Singapore's non-oil domestic exports (NODX) fell 1.5 per cent last month on a year-on-year basis, in contrast to the 0.9 per cent growth in the previous month, due to a decrease in both electronic and non-electronic shipments, International Enterprise (IE) Singapore reported on Monday.
The figures were in line with consensus forecasts by economists.
On a year-on-year basis, NODX to Singapore's top 10 export markets, except Thailand, South Korea, Taiwan, Japan, the EU 28 and China, declined in October 2014, IE Singapore said.
The top three contributors to the NODX contraction in October 2014 were Hong Kong, Indonesia and Malaysia.
On a month-on-month seasonally adjusted basis, NODX rose by 1.1 per cent in October 2014, in contrast to the previous month's 8.8 per cent decline.

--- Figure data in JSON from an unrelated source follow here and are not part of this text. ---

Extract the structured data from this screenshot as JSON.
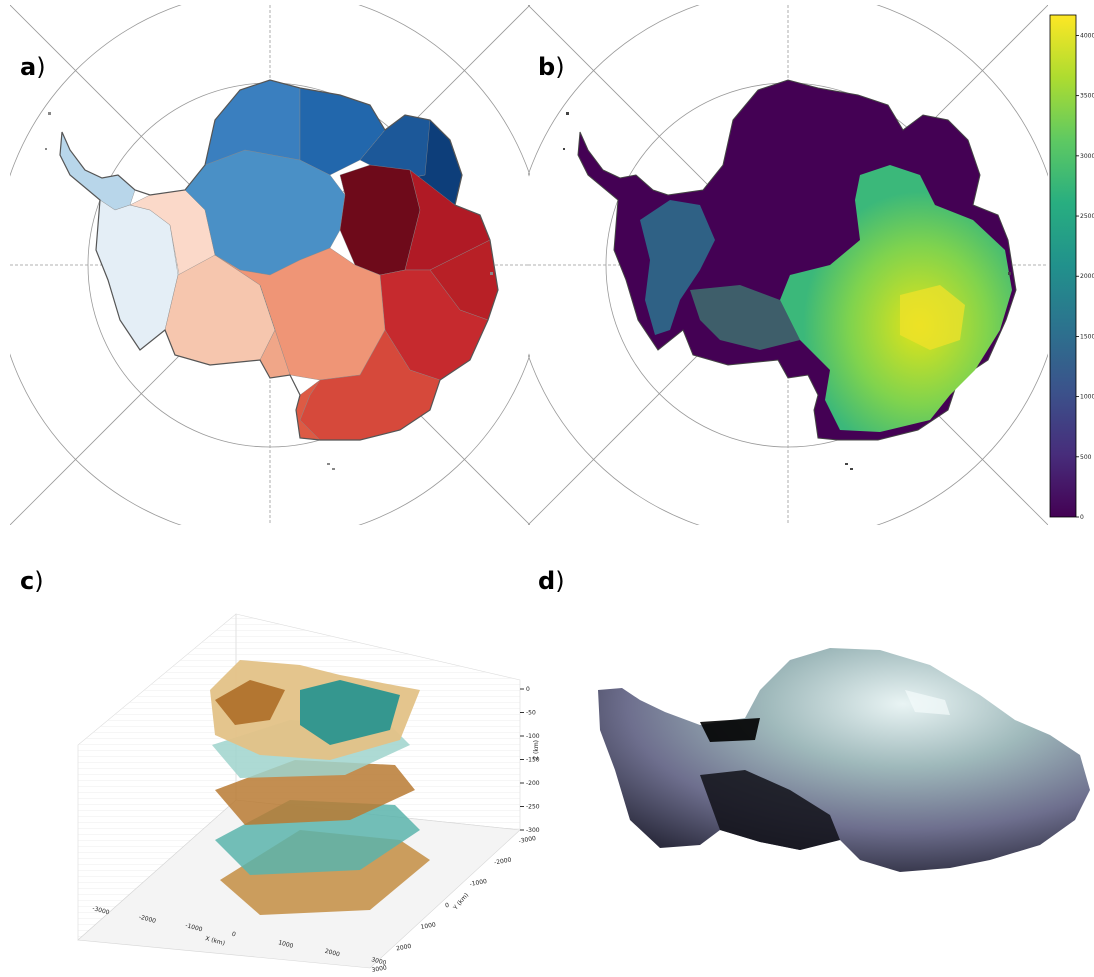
{
  "panels": {
    "a": {
      "letter": "a",
      "paren": ")"
    },
    "b": {
      "letter": "b",
      "paren": ")"
    },
    "c": {
      "letter": "c",
      "paren": ")"
    },
    "d": {
      "letter": "d",
      "paren": ")"
    }
  },
  "colorbar": {
    "ticks": [
      "0",
      "500",
      "1000",
      "1500",
      "2000",
      "2500",
      "3000",
      "3500",
      "4000"
    ],
    "colors": [
      "#440154",
      "#472d7b",
      "#3b528b",
      "#2c728e",
      "#21918c",
      "#28ae80",
      "#5ec962",
      "#addc30",
      "#fde725"
    ]
  },
  "plot3d": {
    "x_label": "X (km)",
    "y_label": "Y (km)",
    "z_label": "Z (km)",
    "x_ticks": [
      "-3000",
      "-2000",
      "-1000",
      "0",
      "1000",
      "2000",
      "3000"
    ],
    "y_ticks": [
      "-3000",
      "-2000",
      "-1000",
      "0",
      "1000",
      "2000",
      "3000"
    ],
    "z_ticks": [
      "0",
      "-50",
      "-100",
      "-150",
      "-200",
      "-250",
      "-300"
    ]
  },
  "colors": {
    "blue_dark": "#08306b",
    "blue_mid": "#2171b5",
    "red_dark": "#67000d",
    "red_mid": "#cb181d",
    "salmon": "#f09b7a",
    "teal": "#2a9d8f",
    "brown": "#a6611a"
  }
}
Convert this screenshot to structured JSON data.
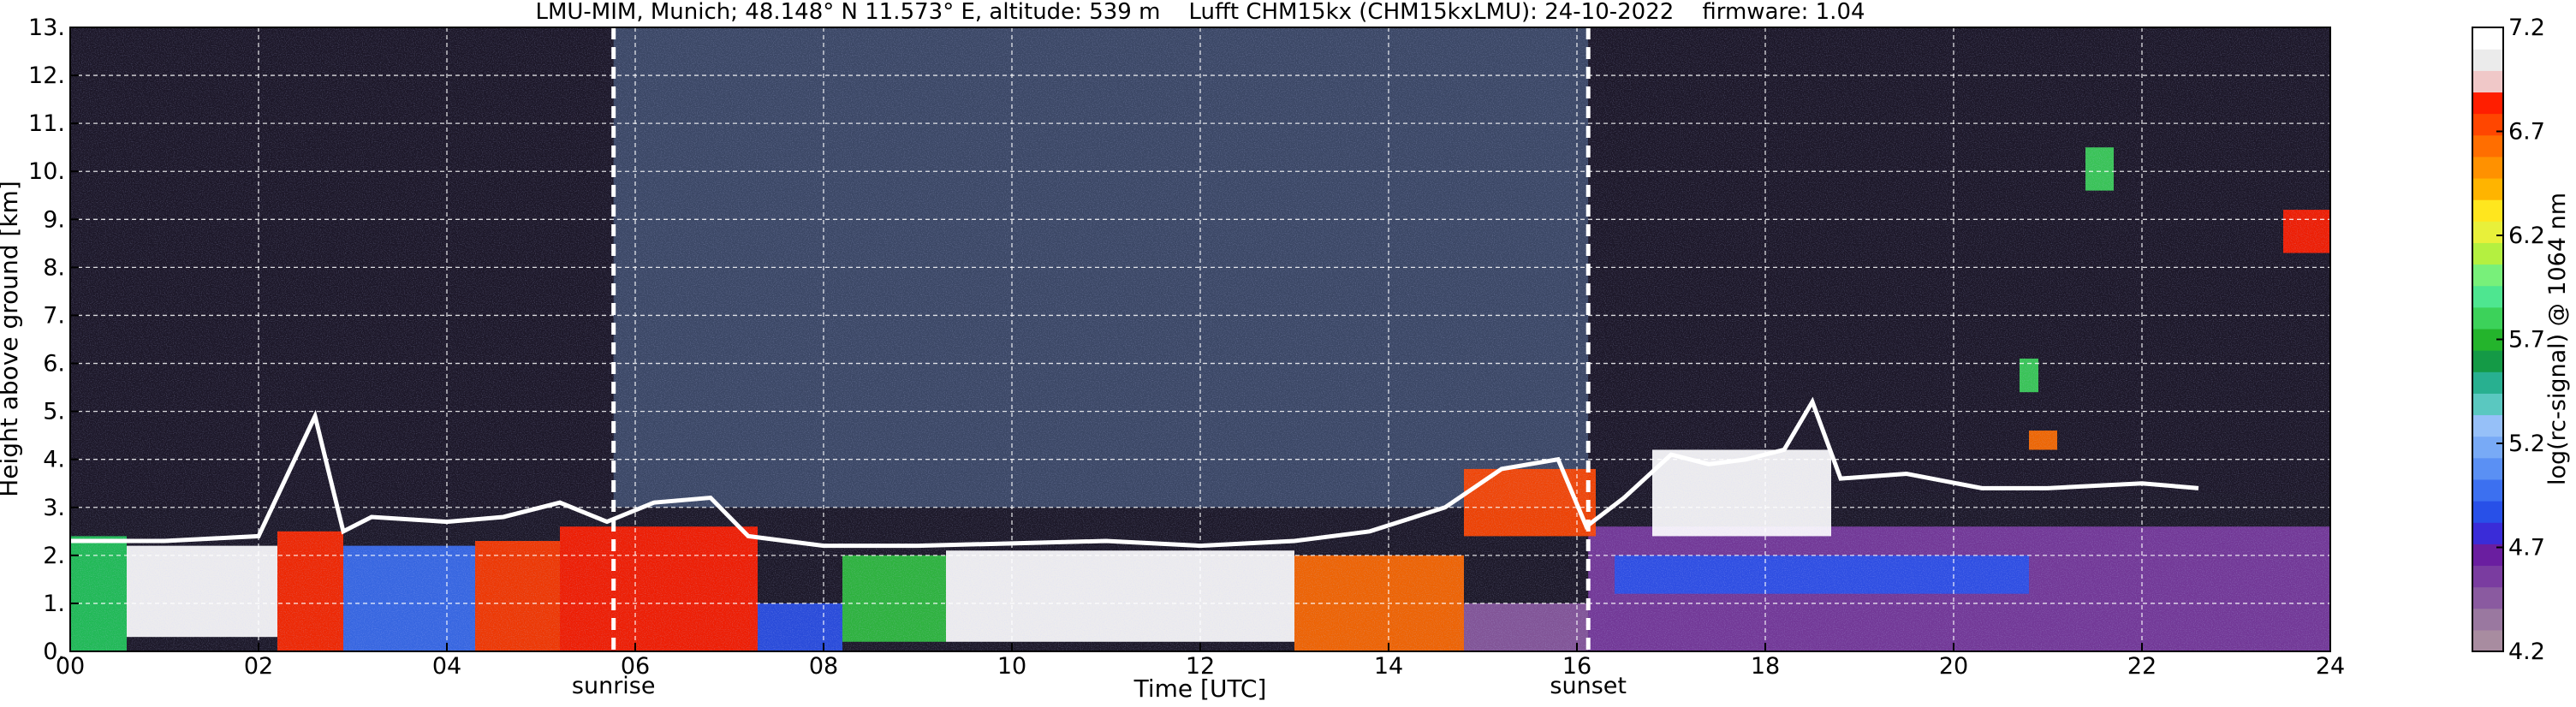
{
  "chart_data": {
    "type": "heatmap",
    "title": "LMU-MIM, Munich; 48.148° N 11.573° E, altitude: 539 m    Lufft CHM15kx (CHM15kxLMU): 24-10-2022    firmware: 1.04",
    "xlabel": "Time [UTC]",
    "ylabel": "Height above ground [km]",
    "xlim": [
      0,
      24
    ],
    "ylim": [
      0,
      13
    ],
    "x_ticks": [
      "00",
      "02",
      "04",
      "06",
      "08",
      "10",
      "12",
      "14",
      "16",
      "18",
      "20",
      "22",
      "24"
    ],
    "y_ticks": [
      "0.",
      "1.",
      "2.",
      "3.",
      "4.",
      "5.",
      "6.",
      "7.",
      "8.",
      "9.",
      "10.",
      "11.",
      "12.",
      "13."
    ],
    "grid": true,
    "colorbar": {
      "label": "log(rc-signal) @ 1064 nm",
      "range": [
        4.2,
        7.2
      ],
      "ticks": [
        "4.2",
        "4.7",
        "5.2",
        "5.7",
        "6.2",
        "6.7",
        "7.2"
      ],
      "colors": [
        "#a88ca0",
        "#9a78a0",
        "#8a5aa0",
        "#7a3ca0",
        "#6a1ea0",
        "#3a2cd8",
        "#2850e8",
        "#3c70f0",
        "#5a90f4",
        "#78aaf6",
        "#96c0f8",
        "#5ac8c0",
        "#28b090",
        "#149a46",
        "#24b42c",
        "#3cd25a",
        "#4ee690",
        "#78f07a",
        "#b4f040",
        "#e8f03a",
        "#ffe61e",
        "#ffb400",
        "#ff9100",
        "#ff6e00",
        "#ff4600",
        "#ff1e00",
        "#f0c8c8",
        "#ebebeb",
        "#ffffff"
      ]
    },
    "markers": [
      {
        "label": "sunrise",
        "time": 5.77
      },
      {
        "label": "sunset",
        "time": 16.12
      }
    ],
    "regions": [
      {
        "name": "night noise",
        "x": [
          0,
          5.77
        ],
        "y": [
          3.0,
          13.0
        ],
        "color": "#1c1828"
      },
      {
        "name": "daylight noise",
        "x": [
          5.77,
          16.12
        ],
        "y": [
          3.0,
          13.0
        ],
        "color": "#3e4c6a"
      },
      {
        "name": "night noise",
        "x": [
          16.12,
          24.0
        ],
        "y": [
          3.3,
          13.0
        ],
        "color": "#1c1828"
      },
      {
        "name": "aerosol layer",
        "x": [
          0,
          0.6
        ],
        "y": [
          0.0,
          2.4
        ],
        "color": "#22c85a"
      },
      {
        "name": "aerosol layer",
        "x": [
          0.6,
          2.2
        ],
        "y": [
          0.3,
          2.2
        ],
        "color": "#ffffff"
      },
      {
        "name": "aerosol layer",
        "x": [
          2.2,
          2.9
        ],
        "y": [
          0.0,
          2.5
        ],
        "color": "#ff2a00"
      },
      {
        "name": "aerosol layer",
        "x": [
          2.9,
          4.3
        ],
        "y": [
          0.0,
          2.2
        ],
        "color": "#3a6ef0"
      },
      {
        "name": "aerosol layer",
        "x": [
          4.3,
          5.2
        ],
        "y": [
          0.0,
          2.3
        ],
        "color": "#ff3c00"
      },
      {
        "name": "aerosol layer",
        "x": [
          5.2,
          7.3
        ],
        "y": [
          0.0,
          2.6
        ],
        "color": "#ff2000"
      },
      {
        "name": "aerosol layer",
        "x": [
          7.3,
          8.2
        ],
        "y": [
          0.0,
          1.0
        ],
        "color": "#2a50e8"
      },
      {
        "name": "aerosol layer",
        "x": [
          8.2,
          9.3
        ],
        "y": [
          0.2,
          2.0
        ],
        "color": "#30c040"
      },
      {
        "name": "aerosol layer",
        "x": [
          9.3,
          13.0
        ],
        "y": [
          0.2,
          2.1
        ],
        "color": "#ffffff"
      },
      {
        "name": "aerosol layer",
        "x": [
          13.0,
          14.8
        ],
        "y": [
          0.0,
          2.0
        ],
        "color": "#ff6a00"
      },
      {
        "name": "boundary layer",
        "x": [
          14.8,
          16.12
        ],
        "y": [
          0.0,
          1.0
        ],
        "color": "#8a5aa0"
      },
      {
        "name": "boundary layer",
        "x": [
          16.12,
          24.0
        ],
        "y": [
          0.0,
          2.6
        ],
        "color": "#7a3ca0"
      },
      {
        "name": "boundary layer",
        "x": [
          16.4,
          20.8
        ],
        "y": [
          1.2,
          2.0
        ],
        "color": "#2850e8"
      },
      {
        "name": "aerosol layer",
        "x": [
          16.8,
          18.7
        ],
        "y": [
          2.4,
          4.2
        ],
        "color": "#ffffff"
      },
      {
        "name": "aerosol layer",
        "x": [
          14.8,
          16.2
        ],
        "y": [
          2.4,
          3.8
        ],
        "color": "#ff4600"
      },
      {
        "name": "cloud",
        "x": [
          20.7,
          20.9
        ],
        "y": [
          5.4,
          6.1
        ],
        "color": "#3cd25a"
      },
      {
        "name": "cloud",
        "x": [
          20.8,
          21.1
        ],
        "y": [
          4.2,
          4.6
        ],
        "color": "#ff6e00"
      },
      {
        "name": "cloud",
        "x": [
          23.5,
          24.0
        ],
        "y": [
          8.3,
          9.2
        ],
        "color": "#ff2000"
      },
      {
        "name": "cloud",
        "x": [
          21.4,
          21.7
        ],
        "y": [
          9.6,
          10.5
        ],
        "color": "#3cd25a"
      }
    ],
    "cloud_base_height_km": [
      [
        0.0,
        2.3
      ],
      [
        1.0,
        2.3
      ],
      [
        2.0,
        2.4
      ],
      [
        2.6,
        4.9
      ],
      [
        2.9,
        2.5
      ],
      [
        3.2,
        2.8
      ],
      [
        4.0,
        2.7
      ],
      [
        4.6,
        2.8
      ],
      [
        5.2,
        3.1
      ],
      [
        5.7,
        2.7
      ],
      [
        6.2,
        3.1
      ],
      [
        6.8,
        3.2
      ],
      [
        7.2,
        2.4
      ],
      [
        8.0,
        2.2
      ],
      [
        9.0,
        2.2
      ],
      [
        10.0,
        2.25
      ],
      [
        11.0,
        2.3
      ],
      [
        12.0,
        2.2
      ],
      [
        13.0,
        2.3
      ],
      [
        13.8,
        2.5
      ],
      [
        14.6,
        3.0
      ],
      [
        15.2,
        3.8
      ],
      [
        15.8,
        4.0
      ],
      [
        16.1,
        2.6
      ],
      [
        16.5,
        3.2
      ],
      [
        17.0,
        4.1
      ],
      [
        17.4,
        3.9
      ],
      [
        17.8,
        4.0
      ],
      [
        18.2,
        4.2
      ],
      [
        18.5,
        5.2
      ],
      [
        18.8,
        3.6
      ],
      [
        19.5,
        3.7
      ],
      [
        20.3,
        3.4
      ],
      [
        21.0,
        3.4
      ],
      [
        22.0,
        3.5
      ],
      [
        22.6,
        3.4
      ]
    ]
  }
}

On a year-on-year basis, non-oil re-exports (NORX) contracted by 5.4 per cent in October, compared to the 4.2 per cent rise in the previous month, due to a decrease in both electronic and non-electronic goods.
Singapore's non-oil exports tend to be volatile because a significant portion comprises pharmaceuticals and oil rigs that can vary sharply from month to month.
UOB Global Economics and Markets Research highlighted in a note that exports of electronics have falled for the 27th consecutive month, after a 3.6 per cent year-on-year decline in October.
UOB said it maitains its forceast that NODX for the full year will drop 1.0 per cent as the electronics sector continues to falter. "Our 1 per cent contraction NODX forecast in 2014 implies that overall NODX growth in the Nov-Dec period will contract 0.2 per cent year-on-year".
IE Singapore has forecast that Singapore's 2014 NODX will fall 1 to 2 per cent this year.